WATER DIARIES, A JOURNEY OF OBSERVATION AND DISCOVERY
The project involved twelve fourth and fifth classes from three primary schools in Milan, to experiment with a series of workshops and a new teaching tool.
Climate change is becoming an increasingly relevant issue in people’s lives, with tangible impacts also in the Italian context. Until not so long ago, they were perceived as something distant in time and space, thus hindering a full understanding of the phenomenon. Today, more and more people are instead directly affected by these changes. One example of this phenomenon is the way in which the water cycle has changed and how the availability of this resource has changed for people and ecosystems. In order to be aware of the effects of the climate crisis at a local level, it is first necessary to re-know the environment that surrounds us, be it the neighbourhood of a large city or a rural landscape; to understand the balances, the relationships between elements, the cycles that make it up, the role of human action, but also of animals, plants and other elements that animate it.

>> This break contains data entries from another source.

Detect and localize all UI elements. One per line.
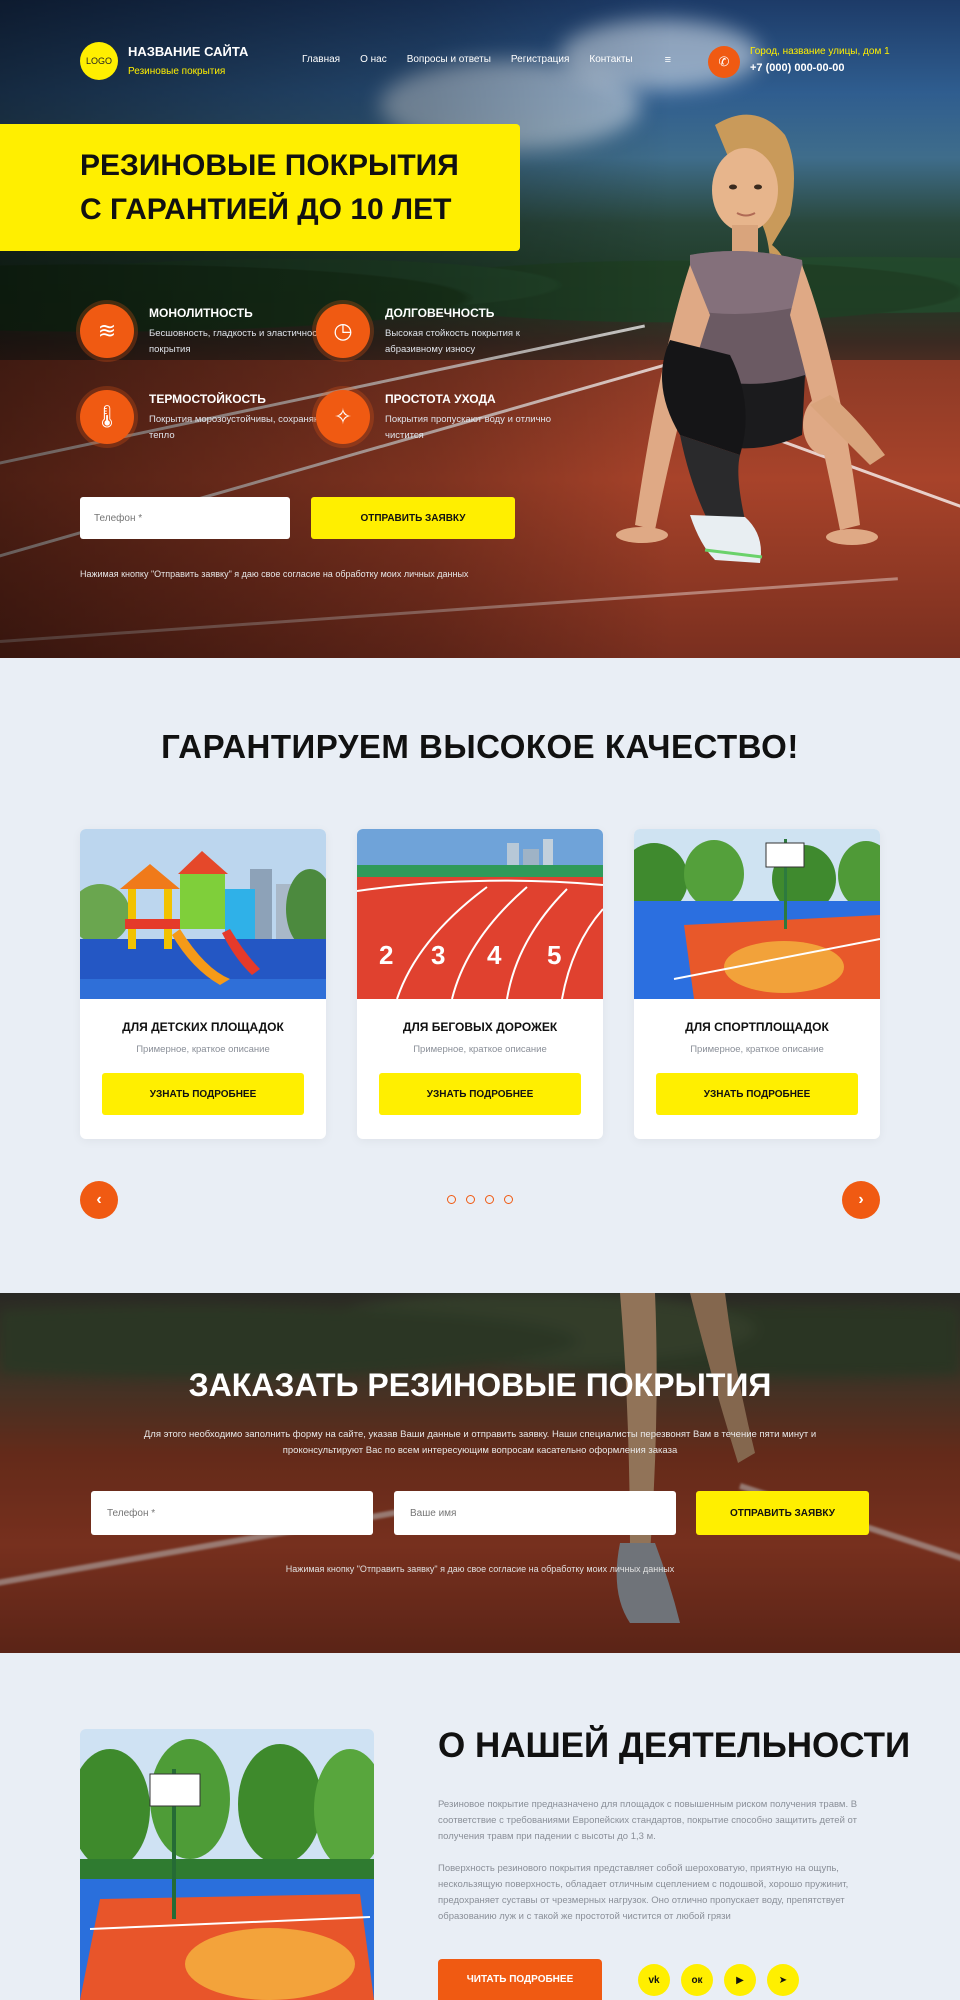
- quality-section-title: ГАРАНТИРУЕМ ВЫСОКОЕ КАЧЕСТВО!: [161, 728, 799, 765]
- site-header: LOGO НАЗВАНИЕ САЙТА Резиновые покрытия Г…: [80, 42, 890, 82]
- feature-easy-care: ✧ ПРОСТОТА УХОДА Покрытия пропускают вод…: [316, 390, 556, 450]
- nav-item-registration[interactable]: Регистрация: [511, 54, 569, 66]
- card-description: Примерное, краткое описание: [136, 1044, 270, 1055]
- hero-title-line2: С ГАРАНТИЕЙ ДО 10 ЛЕТ: [80, 193, 452, 226]
- about-title: О НАШЕЙ ДЕЯТЕЛЬНОСТИ: [438, 1726, 911, 1765]
- order-consent-text: Нажимая кнопку "Отправить заявку" я даю …: [285, 1564, 675, 1574]
- hero-title: РЕЗИНОВЫЕ ПОКРЫТИЯ С ГАРАНТИЕЙ ДО 10 ЛЕТ: [80, 144, 510, 232]
- feature-text: Высокая стойкость покрытия к абразивному…: [385, 328, 520, 355]
- carousel-dot[interactable]: [485, 1195, 494, 1204]
- address: Город, название улицы, дом 1: [750, 46, 890, 57]
- feature-title: МОНОЛИТНОСТЬ: [149, 306, 253, 320]
- card-description: Примерное, краткое описание: [690, 1044, 824, 1055]
- about-paragraph: Резиновое покрытие предназначено для пло…: [438, 1799, 858, 1842]
- telegram-icon[interactable]: ➤: [767, 1964, 799, 1996]
- nav-item-faq[interactable]: Вопросы и ответы: [407, 54, 491, 66]
- feature-title: ДОЛГОВЕЧНОСТЬ: [385, 306, 495, 320]
- feature-text: Покрытия морозоустойчивы, сохраняют тепл…: [149, 414, 326, 441]
- playground-image: [80, 829, 326, 999]
- lane-number: 3: [431, 940, 445, 970]
- feature-title: ТЕРМОСТОЙКОСТЬ: [149, 392, 266, 406]
- athlete-image: [616, 114, 885, 563]
- card-title: ДЛЯ СПОРТПЛОЩАДОК: [685, 1020, 829, 1034]
- running-track-image: 2 3 4 5: [357, 829, 603, 999]
- nav-item-home[interactable]: Главная: [302, 54, 340, 66]
- thermometer-icon: 🌡: [80, 390, 134, 444]
- hero-submit-button[interactable]: ОТПРАВИТЬ ЗАЯВКУ: [311, 497, 515, 539]
- order-phone-input[interactable]: [91, 1491, 373, 1535]
- site-name: НАЗВАНИЕ САЙТА: [128, 44, 249, 59]
- clock-icon: ◷: [316, 304, 370, 358]
- card-description: Примерное, краткое описание: [413, 1044, 547, 1055]
- order-description: Для этого необходимо заполнить форму на …: [143, 1429, 817, 1456]
- lane-number: 2: [379, 940, 393, 970]
- phone-icon[interactable]: ✆: [708, 46, 740, 78]
- card-sports-grounds: ДЛЯ СПОРТПЛОЩАДОК Примерное, краткое опи…: [634, 829, 880, 1139]
- broom-icon: ✧: [316, 390, 370, 444]
- hero-phone-input[interactable]: [80, 497, 290, 539]
- nav-item-contacts[interactable]: Контакты: [589, 54, 632, 66]
- feature-text: Бесшовность, гладкость и эластичность по…: [149, 328, 327, 355]
- main-nav: Главная О нас Вопросы и ответы Регистрац…: [302, 54, 671, 66]
- layers-icon: ≋: [80, 304, 134, 358]
- feature-durability: ◷ ДОЛГОВЕЧНОСТЬ Высокая стойкость покрыт…: [316, 304, 556, 364]
- logo[interactable]: LOGO: [80, 42, 118, 80]
- order-title: ЗАКАЗАТЬ РЕЗИНОВЫЕ ПОКРЫТИЯ: [188, 1367, 772, 1403]
- carousel-next-button[interactable]: ›: [842, 1181, 880, 1219]
- lane-number: 4: [487, 940, 502, 970]
- carousel-dot[interactable]: [504, 1195, 513, 1204]
- card-title: ДЛЯ ДЕТСКИХ ПЛОЩАДОК: [122, 1020, 284, 1034]
- order-section: ЗАКАЗАТЬ РЕЗИНОВЫЕ ПОКРЫТИЯ Для этого не…: [0, 1293, 960, 1653]
- card-more-button[interactable]: УЗНАТЬ ПОДРОБНЕЕ: [379, 1073, 581, 1115]
- card-playgrounds: ДЛЯ ДЕТСКИХ ПЛОЩАДОК Примерное, краткое …: [80, 829, 326, 1139]
- carousel-prev-button[interactable]: ‹: [80, 1181, 118, 1219]
- menu-icon[interactable]: ≡: [665, 54, 671, 66]
- youtube-icon[interactable]: ▶: [724, 1964, 756, 1996]
- phone-number[interactable]: +7 (000) 000-00-00: [750, 62, 844, 74]
- about-paragraph: Поверхность резинового покрытия представ…: [438, 1863, 849, 1922]
- read-more-button[interactable]: ЧИТАТЬ ПОДРОБНЕЕ: [438, 1959, 602, 2000]
- hero-title-line1: РЕЗИНОВЫЕ ПОКРЫТИЯ: [80, 149, 459, 182]
- basketball-court-image: [634, 829, 880, 999]
- carousel-dot[interactable]: [466, 1195, 475, 1204]
- feature-thermo: 🌡 ТЕРМОСТОЙКОСТЬ Покрытия морозоустойчив…: [80, 390, 325, 450]
- hero-title-banner: РЕЗИНОВЫЕ ПОКРЫТИЯ С ГАРАНТИЕЙ ДО 10 ЛЕТ: [0, 124, 520, 251]
- vk-icon[interactable]: vk: [638, 1964, 670, 1996]
- feature-title: ПРОСТОТА УХОДА: [385, 392, 496, 406]
- card-running-tracks: 2 3 4 5 ДЛЯ БЕГОВЫХ ДОРОЖЕК Примерное, к…: [357, 829, 603, 1139]
- about-basketball-image: [80, 1729, 374, 2000]
- card-more-button[interactable]: УЗНАТЬ ПОДРОБНЕЕ: [102, 1073, 304, 1115]
- odnoklassniki-icon[interactable]: ок: [681, 1964, 713, 1996]
- card-title: ДЛЯ БЕГОВЫХ ДОРОЖЕК: [402, 1020, 558, 1034]
- hero-consent-text: Нажимая кнопку "Отправить заявку" я даю …: [80, 569, 469, 579]
- carousel-pagination: [447, 1195, 513, 1204]
- nav-item-about[interactable]: О нас: [360, 54, 387, 66]
- carousel-dot[interactable]: [447, 1195, 456, 1204]
- card-more-button[interactable]: УЗНАТЬ ПОДРОБНЕЕ: [656, 1073, 858, 1115]
- order-submit-button[interactable]: ОТПРАВИТЬ ЗАЯВКУ: [696, 1491, 869, 1535]
- order-name-input[interactable]: [394, 1491, 676, 1535]
- lane-number: 5: [547, 940, 561, 970]
- feature-text: Покрытия пропускают воду и отлично чисти…: [385, 414, 552, 441]
- hero-section: LOGO НАЗВАНИЕ САЙТА Резиновые покрытия Г…: [0, 0, 960, 658]
- feature-monolith: ≋ МОНОЛИТНОСТЬ Бесшовность, гладкость и …: [80, 304, 326, 364]
- site-subtitle: Резиновые покрытия: [128, 66, 226, 77]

With the project The Water Diaries we have opened up a reflection on the interrelationships between human beings and nature, which is also present in the urban environment, albeit hidden. In our daily lives, we open and close taps from which water comes out, we heat our homes with gas boilers, we breathe the air with oxygen and pollutants. We hardly recognize these aspects of the environment as nature and tend not to give them any special attention. That is why we started from these very elements for our observations.

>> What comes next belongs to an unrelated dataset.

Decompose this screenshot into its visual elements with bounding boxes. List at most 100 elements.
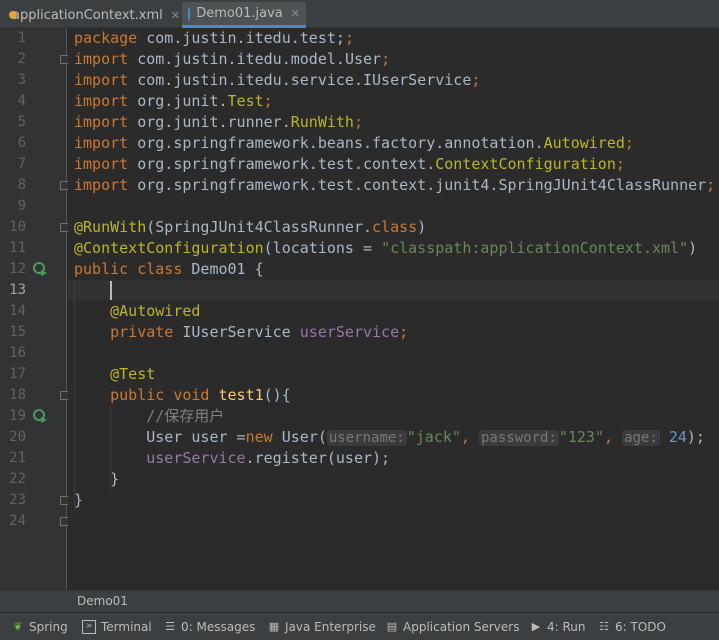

In the course of an entire four-month course, teachers, children and pupils developed skills to read the phenomena related to the climate and water crisis on a local level, in its material and scientific, but also social and cultural aspects, contextualized in the broader context of climate change and the complexity of relations between humans and the environment.
We began with training sessions for teachers, followed by a discussion and co-design of the course to be carried out with the classes. We started off with a field trip for a ‘water network hunt’ around the schools, guided by the experts, at the end of which there was the handing out of the Water Diaries and cards with ideas for activities to be carried out in the following two months in the classroom and at home. The children continued the journey with the support of their teachers and the involvement of families and acquaintances for some research, especially historical reconstruction on climate and rainfall in past decades.
But what are these Water Diaries?
Part laboratory notebook, part field diary, they symbolize the interdisciplinary nature of the project: a tool for observation and data collection using methods characteristic of both the social sciences and the natural sciences, consisting of cards that can be used modularly by the teachers, depending on the needs and rhythms of the class. The proposed activities span several subjects, from science to Italian, and provide ideas for further investigation and connections between the different subjects. They are also suitable for use in civic education and for developing transversal skills.
Our experts pulled the strings of the observations in two successive workshops with each class, during which the boys and girls produced ‘talking maps’ of their neighborhoods, which convey the richness of the group’s observations and discoveries. The maps were designed to be exhibited and to become a tool for sharing their experience with other classes in the school, with families, with the inhabitants of the neighborhood, thus initiating new dialogues around climate change, its effects on our lives and what we can do to combat it, as individuals and as a community.
The I Diari dell’acqua project, co-funded by Fondazione Cariplo as part of the My Future 2023 call for proposals, was the result of interdisciplinary teamwork, combining the STEM and social science skills of Eliante and Italian Climate Network with the civic participation of Parteciprato. A downloadable version of the teaching tool will soon be available online on the Eliante and Italian Climate Network websites.